The beers selected by Easy Sushi®
Pilsner
Sam Adams Noble Pils: I can only say “WOW!” The sushi and hop combination creates a festival of flowers in your mouth, while allowing the umami flavors to shine through. Hops and carbonation remove fat from fish, even when spicy mayonnaise is involved.
North Coast Scrimshaw: More moderately hoppy and less bitter, the Scrimshaw allows for a greater interaction between sweet and sweet. However, it remains very hoppy, which gives a pleasant counterpoint to the salty soy sauce. And it holds up well to wasabi.
Kölsch
Sünner Kölsch: This is one of the best Kölsch beers available in the United States. It is delicately balanced, but still firmly bitter. The tasty yeast background brings out a refreshing fruitiness when paired with sushi.

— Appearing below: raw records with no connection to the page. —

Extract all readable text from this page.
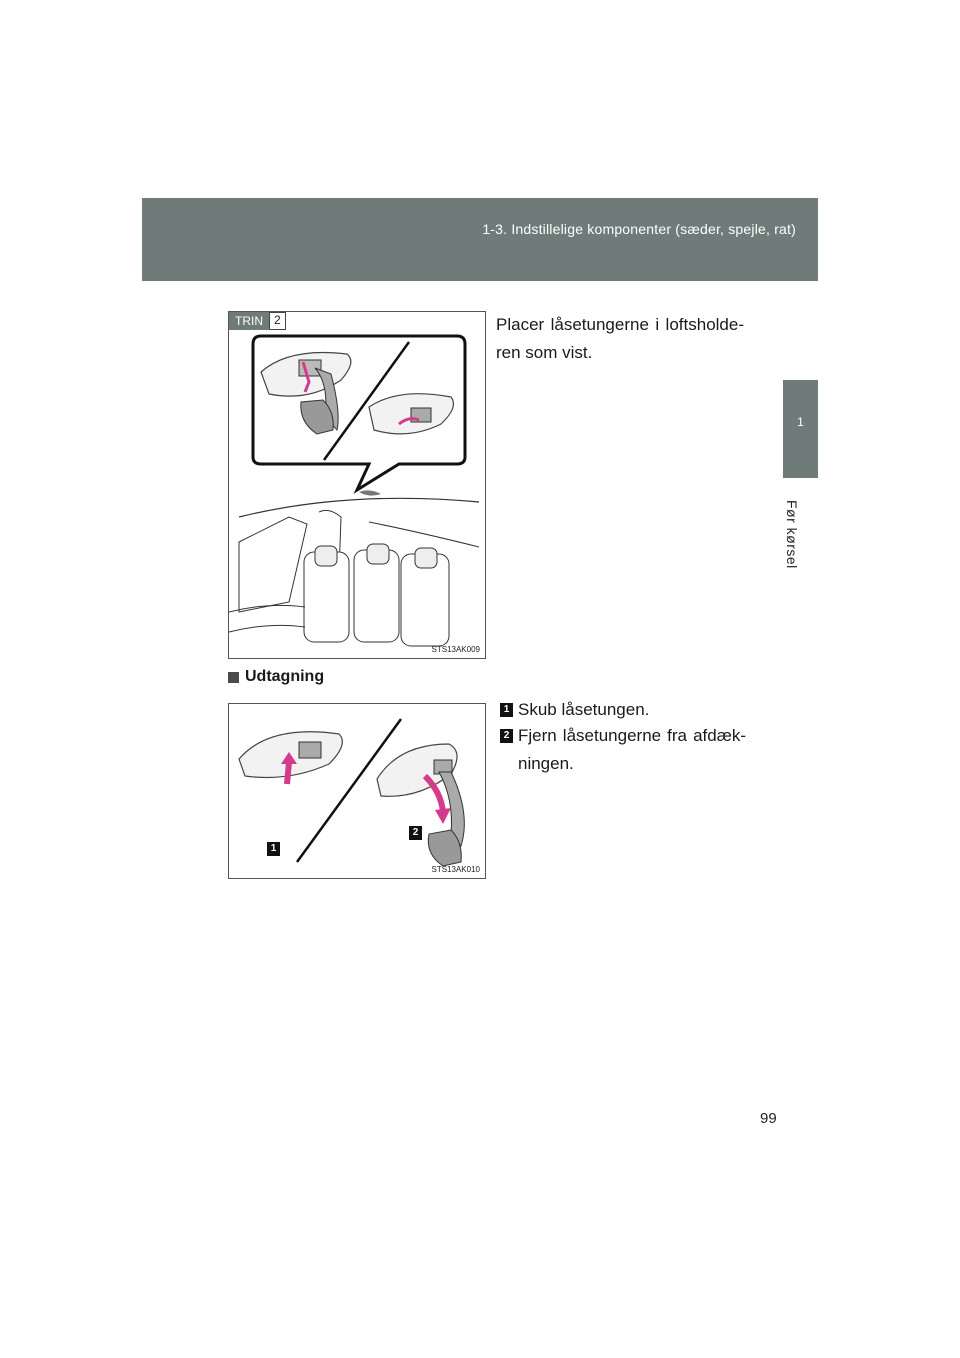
1-3. Indstillelige komponenter (sæder, spejle, rat)
1
Før kørsel
TRIN 2
STS13AK009
Placer låsetungerne i loftsholde-ren som vist.
Udtagning
1
2
STS13AK010
1 Skub låsetungen.
2 Fjern låsetungerne fra afdæk-ningen.
99
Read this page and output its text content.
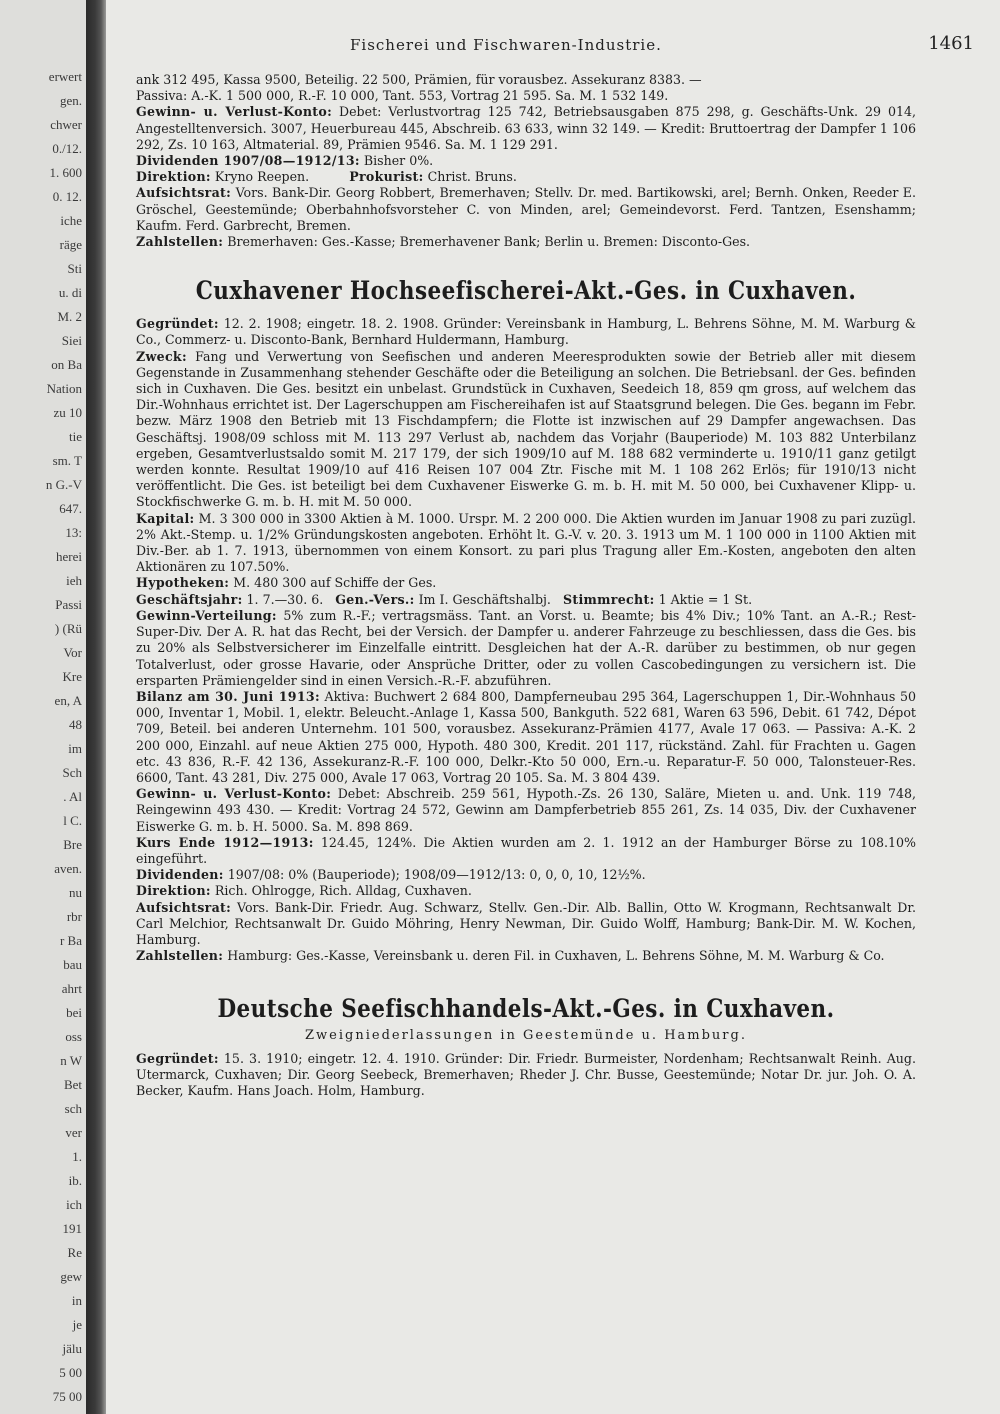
erwert
gen.
chwer
0./12.
1. 600
0. 12.
iche
räge
Sti
u. di
M. 2
Siei
on Ba
Nation
zu 10
tie
sm. T
n G.-V
647.
13:
herei
ieh
Passi
) (Rü
Vor
Kre
en, A
48
im
Sch
. Al
l C.
Bre
aven.
nu
rbr
r Ba
bau
ahrt
bei
oss
n W
Bet
sch
ver
1.
ib.
ich
191
Re
gew
in
je
jälu
5 00
75 00
Fischerei und Fischwaren-Industrie.	1461

ank 312 495, Kassa 9500, Beteilig. 22 500, Prämien, für vorausbez. Assekuranz 8383. —

Passiva: A.-K. 1 500 000, R.-F. 10 000, Tant. 553, Vortrag 21 595. Sa. M. 1 532 149.

Gewinn- u. Verlust-Konto: Debet: Verlustvortrag 125 742, Betriebsausgaben 875 298, g. Geschäfts-Unk. 29 014, Angestelltenversich. 3007, Heuerbureau 445, Abschreib. 63 633, winn 32 149. — Kredit: Bruttoertrag der Dampfer 1 106 292, Zs. 10 163, Altmaterial. 89, Prämien 9546. Sa. M. 1 129 291.

Dividenden 1907/08—1912/13: Bisher 0%.

Direktion: Kryno Reepen.	Prokurist: Christ. Bruns.

Aufsichtsrat: Vors. Bank-Dir. Georg Robbert, Bremerhaven; Stellv. Dr. med. Bartikowski, arel; Bernh. Onken, Reeder E. Gröschel, Geestemünde; Oberbahnhofsvorsteher C. von Minden, arel; Gemeindevorst. Ferd. Tantzen, Esenshamm; Kaufm. Ferd. Garbrecht, Bremen.

Zahlstellen: Bremerhaven: Ges.-Kasse; Bremerhavener Bank; Berlin u. Bremen: Disconto-Ges.

Cuxhavener Hochseefischerei-Akt.-Ges. in Cuxhaven.

Gegründet: 12. 2. 1908; eingetr. 18. 2. 1908. Gründer: Vereinsbank in Hamburg, L. Behrens Söhne, M. M. Warburg & Co., Commerz- u. Disconto-Bank, Bernhard Huldermann, Hamburg.

Zweck: Fang und Verwertung von Seefischen und anderen Meeresprodukten sowie der Betrieb aller mit diesem Gegenstande in Zusammenhang stehender Geschäfte oder die Beteiligung an solchen. Die Betriebsanl. der Ges. befinden sich in Cuxhaven. Die Ges. besitzt ein unbelast. Grundstück in Cuxhaven, Seedeich 18, 859 qm gross, auf welchem das Dir.-Wohnhaus errichtet ist. Der Lagerschuppen am Fischereihafen ist auf Staatsgrund belegen. Die Ges. begann im Febr. bezw. März 1908 den Betrieb mit 13 Fischdampfern; die Flotte ist inzwischen auf 29 Dampfer angewachsen. Das Geschäftsj. 1908/09 schloss mit M. 113 297 Verlust ab, nachdem das Vorjahr (Bauperiode) M. 103 882 Unterbilanz ergeben, Gesamtverlustsaldo somit M. 217 179, der sich 1909/10 auf M. 188 682 verminderte u. 1910/11 ganz getilgt werden konnte. Resultat 1909/10 auf 416 Reisen 107 004 Ztr. Fische mit M. 1 108 262 Erlös; für 1910/13 nicht veröffentlicht. Die Ges. ist beteiligt bei dem Cuxhavener Eiswerke G. m. b. H. mit M. 50 000, bei Cuxhavener Klipp- u. Stockfischwerke G. m. b. H. mit M. 50 000.

Kapital: M. 3 300 000 in 3300 Aktien à M. 1000. Urspr. M. 2 200 000. Die Aktien wurden im Januar 1908 zu pari zuzügl. 2% Akt.-Stemp. u. 1/2% Gründungskosten angeboten. Erhöht lt. G.-V. v. 20. 3. 1913 um M. 1 100 000 in 1100 Aktien mit Div.-Ber. ab 1. 7. 1913, übernommen von einem Konsort. zu pari plus Tragung aller Em.-Kosten, angeboten den alten Aktionären zu 107.50%.

Hypotheken: M. 480 300 auf Schiffe der Ges.

Geschäftsjahr: 1. 7.—30. 6. Gen.-Vers.: Im I. Geschäftshalbj. Stimmrecht: 1 Aktie = 1 St.

Gewinn-Verteilung: 5% zum R.-F.; vertragsmäss. Tant. an Vorst. u. Beamte; bis 4% Div.; 10% Tant. an A.-R.; Rest-Super-Div. Der A. R. hat das Recht, bei der Versich. der Dampfer u. anderer Fahrzeuge zu beschliessen, dass die Ges. bis zu 20% als Selbstversicherer im Einzelfalle eintritt. Desgleichen hat der A.-R. darüber zu bestimmen, ob nur gegen Totalverlust, oder grosse Havarie, oder Ansprüche Dritter, oder zu vollen Cascobedingungen zu versichern ist. Die ersparten Prämiengelder sind in einen Versich.-R.-F. abzuführen.

Bilanz am 30. Juni 1913: Aktiva: Buchwert 2 684 800, Dampferneubau 295 364, Lagerschuppen 1, Dir.-Wohnhaus 50 000, Inventar 1, Mobil. 1, elektr. Beleucht.-Anlage 1, Kassa 500, Bankguth. 522 681, Waren 63 596, Debit. 61 742, Dépot 709, Beteil. bei anderen Unternehm. 101 500, vorausbez. Assekuranz-Prämien 4177, Avale 17 063. — Passiva: A.-K. 2 200 000, Einzahl. auf neue Aktien 275 000, Hypoth. 480 300, Kredit. 201 117, rückständ. Zahl. für Frachten u. Gagen etc. 43 836, R.-F. 42 136, Assekuranz-R.-F. 100 000, Delkr.-Kto 50 000, Ern.-u. Reparatur-F. 50 000, Talonsteuer-Res. 6600, Tant. 43 281, Div. 275 000, Avale 17 063, Vortrag 20 105. Sa. M. 3 804 439.

Gewinn- u. Verlust-Konto: Debet: Abschreib. 259 561, Hypoth.-Zs. 26 130, Saläre, Mieten u. and. Unk. 119 748, Reingewinn 493 430. — Kredit: Vortrag 24 572, Gewinn am Dampferbetrieb 855 261, Zs. 14 035, Div. der Cuxhavener Eiswerke G. m. b. H. 5000. Sa. M. 898 869.

Kurs Ende 1912—1913: 124.45, 124%. Die Aktien wurden am 2. 1. 1912 an der Hamburger Börse zu 108.10% eingeführt.

Dividenden: 1907/08: 0% (Bauperiode); 1908/09—1912/13: 0, 0, 0, 10, 12½%.

Direktion: Rich. Ohlrogge, Rich. Alldag, Cuxhaven.

Aufsichtsrat: Vors. Bank-Dir. Friedr. Aug. Schwarz, Stellv. Gen.-Dir. Alb. Ballin, Otto W. Krogmann, Rechtsanwalt Dr. Carl Melchior, Rechtsanwalt Dr. Guido Möhring, Henry Newman, Dir. Guido Wolff, Hamburg; Bank-Dir. M. W. Kochen, Hamburg.

Zahlstellen: Hamburg: Ges.-Kasse, Vereinsbank u. deren Fil. in Cuxhaven, L. Behrens Söhne, M. M. Warburg & Co.

Deutsche Seefischhandels-Akt.-Ges. in Cuxhaven.
Zweigniederlassungen in Geestemünde u. Hamburg.

Gegründet: 15. 3. 1910; eingetr. 12. 4. 1910. Gründer: Dir. Friedr. Burmeister, Nordenham; Rechtsanwalt Reinh. Aug. Utermarck, Cuxhaven; Dir. Georg Seebeck, Bremerhaven; Rheder J. Chr. Busse, Geestemünde; Notar Dr. jur. Joh. O. A. Becker, Kaufm. Hans Joach. Holm, Hamburg.
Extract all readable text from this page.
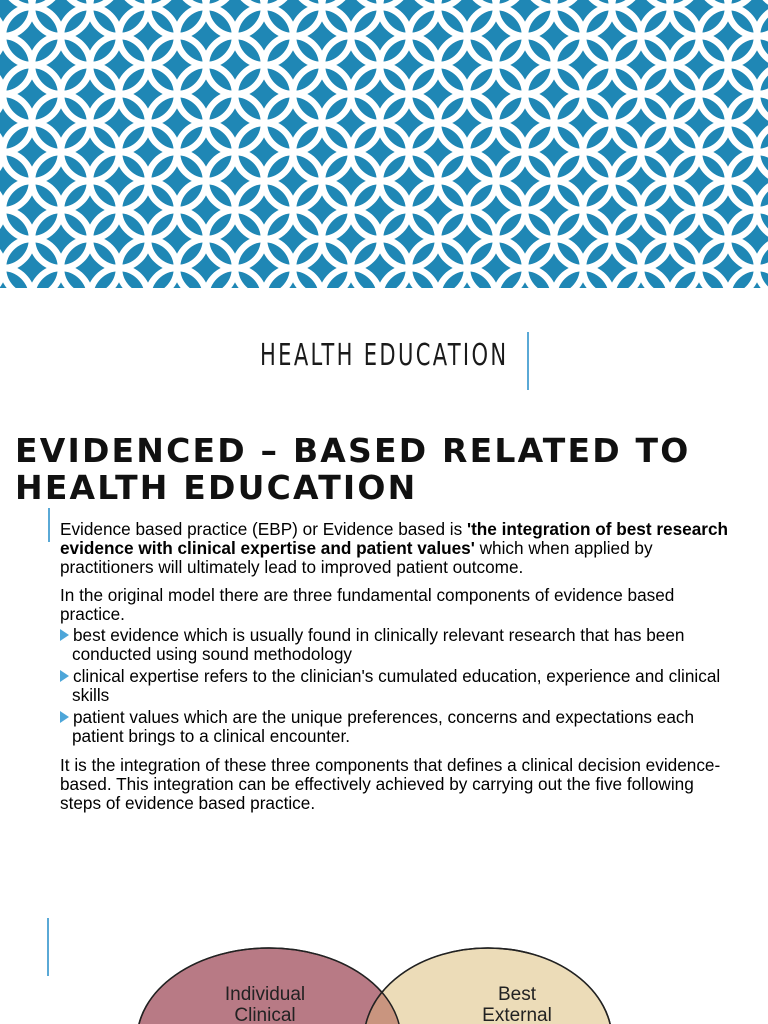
HEALTH EDUCATION
EVIDENCED – BASED RELATED TO HEALTH EDUCATION

Evidence based practice (EBP) or Evidence based is 'the integration of best research evidence with clinical expertise and patient values' which when applied by practitioners will ultimately lead to improved patient outcome.

In the original model there are three fundamental components of evidence based practice.

best evidence which is usually found in clinically relevant research that has been conducted using sound methodology
clinical expertise refers to the clinician's cumulated education, experience and clinical skills
patient values which are the unique preferences, concerns and expectations each patient brings to a clinical encounter.

It is the integration of these three components that defines a clinical decision evidence-based. This integration can be effectively achieved by carrying out the five following steps of evidence based practice.

Individual
Clinical
Best
External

Goose Island Summertime: This one looks more like a slightly fruity pilsner; sharper, sharper, with more hops and less yeast than Sünner Kölsch. Paired with sushi, it gives something between the floral sparkle of a pilsner and the fruity sweetness of a kölsch.
Hefeweizen
Sierra Nevada Kellerweis: A German style hefeweizen that is fairly balanced between banana and yeast spices. The cloves tone down the wasabi, allowing the earthy and meaty flavors to come through.
New Glarus Dancing Man Wheat: Another balanced hefeweizen, but this one is more alcoholic and thicker on the palate. It goes hand in hand with raw fish with a fatty texture. The sweetness of wheat and the subtle, lemony acidity reinforce the umami. It's a great beer but still light and refreshing.